Today's DEC Structure

This is how most DECs are GENERALLY organized:

Click on the image for a larger view.

As you can see, today's DECs are completely dependent on volunteers and committees. Each of its major responsbilities has a committee dealing with the issue.

In an ideal world, all of this would flow nicely, each committee would have a group of 7-15 members who would world cohesivley to come up with specific solutions and prescriptions to the issues affecting their area of focus. Also, each committee would work with each other and arrange their agendas, operations, and plans accordingly. Designated committee members would make regular reports to the Executive Board (the top 4 elected positions) or a Steering Committee (not mentioned in this DEC model, but is used in some DECs.) The Executive Board or Steering Committee would coordinate and organize all of these committees around a few (3-5) main objectives and guide them in the same direction.

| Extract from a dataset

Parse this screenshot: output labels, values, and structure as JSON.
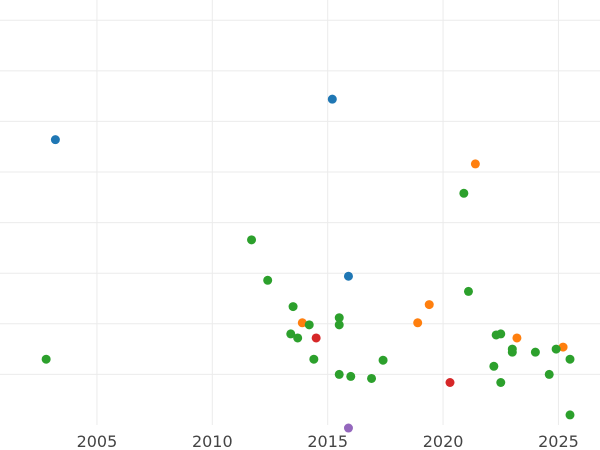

Unfortunately, this isn't an ideal world. As mentioned in my previous post, volunteers aren't terribly reliable, many lack proper training, background, or experience in the necessary fields (communications, events coordination, campaign/project management, fundraising, etc...) and have their own narrow agendas and priorities. These committees usually meet irregularly, if at all in some DECs, and even those that meet regularly usually only meet once a month. This, of course, is not enough to adequately plan and enact operations needed to unseat an entrenched Republican majority, or keeping elected Democrats well supported and reinforced.